So, you bought the boat, camper, trailer, dirt bike, jet ski, mobile snow, or a bunch of horses, and you’ve got the trailer to go with. Now you need to hit this all to the rig you ‘re driving. What-what to do?!
I think it’s important to identify your current towing needs and future towing needs when choosing a trailer hitch. You may just hook up a bike rack or carrier this year, but next year you hope it turns into a camper or boat. If you have a thought or question about it, selecting the higher class is always a good idea. You also need to get your towing vehicle into the equation, as not all vehicles can tow any trailer or hitch. Good idea to check the owner’s truck or SUV manual to see what it recommends as Towing Capacity.

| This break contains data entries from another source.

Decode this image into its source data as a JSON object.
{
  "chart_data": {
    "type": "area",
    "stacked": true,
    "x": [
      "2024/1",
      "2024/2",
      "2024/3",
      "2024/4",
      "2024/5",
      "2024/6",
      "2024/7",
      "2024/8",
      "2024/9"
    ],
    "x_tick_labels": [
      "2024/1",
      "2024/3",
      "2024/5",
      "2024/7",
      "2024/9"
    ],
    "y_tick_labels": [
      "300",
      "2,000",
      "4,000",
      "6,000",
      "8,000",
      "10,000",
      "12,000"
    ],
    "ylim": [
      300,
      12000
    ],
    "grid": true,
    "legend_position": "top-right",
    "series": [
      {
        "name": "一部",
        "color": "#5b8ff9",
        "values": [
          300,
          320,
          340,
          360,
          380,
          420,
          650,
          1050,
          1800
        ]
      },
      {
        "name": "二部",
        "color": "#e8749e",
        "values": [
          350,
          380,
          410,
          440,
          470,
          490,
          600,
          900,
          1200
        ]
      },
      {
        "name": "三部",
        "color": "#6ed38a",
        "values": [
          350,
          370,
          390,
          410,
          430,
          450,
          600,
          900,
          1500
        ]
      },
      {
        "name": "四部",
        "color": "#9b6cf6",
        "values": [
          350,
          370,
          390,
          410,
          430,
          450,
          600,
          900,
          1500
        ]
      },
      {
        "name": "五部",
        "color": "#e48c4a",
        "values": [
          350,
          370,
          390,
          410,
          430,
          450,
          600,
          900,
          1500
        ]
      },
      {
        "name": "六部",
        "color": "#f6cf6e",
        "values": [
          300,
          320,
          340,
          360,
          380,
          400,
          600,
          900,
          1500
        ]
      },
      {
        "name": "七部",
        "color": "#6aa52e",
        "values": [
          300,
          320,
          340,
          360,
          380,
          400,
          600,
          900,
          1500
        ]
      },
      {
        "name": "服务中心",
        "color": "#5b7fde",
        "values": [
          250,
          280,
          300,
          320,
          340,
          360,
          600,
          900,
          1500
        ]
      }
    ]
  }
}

There are 5 Truck Hitches groups for specific towing needs:
- CLASS I Hitch is built to carry 2,000 pounds of gross trailer weight, 200 pounds of tongue. This is the lightest hitch type used on a small car , truck, or minivan. They are usually used tow pop-up campers, dirt bikes, jet skis, or tiny aluminum fishing boat. These work great now with the new hitch mounted bike and cargo racks.
- The CLASS II Hitch can hold up to 3,500 pounds, total 350 pounds in the mouth. These work well attached to cars, pickups, mini-vans and cross-over. They ‘re great to pull a regular size fishing or power boat, a small camper, multiple snow mobiles or jet skis or motorcycles, etc.
- To drive up to 5,000 pounds of gross vehicle weight and 500 pounds of tongue weight, the CLASS III Hop. They are great for pulling a Full Size Pickup, Truck, SUV, or Bus and towing a good camper, cruise, or horse trailer. Each size hitch is normally built especially for your car.
- CLASS IV Hook hops up to 10,000 pounds and can accommodate 1,000 to 1,200 pounds of tongue. Such hitches are often made exclusively for your truck, which will be any sort of full-size sedan, van, or utility vehicle. They ‘re great pulling that bigger camper or boat.
- CLASS V Hitch is designed for extra heavy loads over 10,000 pounds and 1,200 pounds tongue weight. These are “weight distribution” hitches, built for your rig and suitable for towing a car or horse trailer, extra large boat, or camping trailer. Like Class IV Hook, you’ll want to drive a full-size tractor, bus, or SUV. The weight distribution system adds spring bars to each side of the trailer, redistributing weight to improve your vehicle’s stability while towing large loads.
- Large vessels, campers, trucks and horse trucks often have 5th Wheel and Gooseneck Hitches. They ‘re mounted in your heavy duty truck’s bed.
There are a range of luxury hitch producers out there, including Reese, Curt, Valley, Putnam, among others, producing high-quality receiver hits among tools. The hitches themselves are high-strength steel and are tested to insure they follow acceptable requirements. That’s important, so you can be sure your trailer will carry what it’s supposed to! You can all hook up with cable kits, ball mounts, trailer balls, hitch adapters, draw bars, hitch pins, towing bars, locks, and lots of other towing supplies.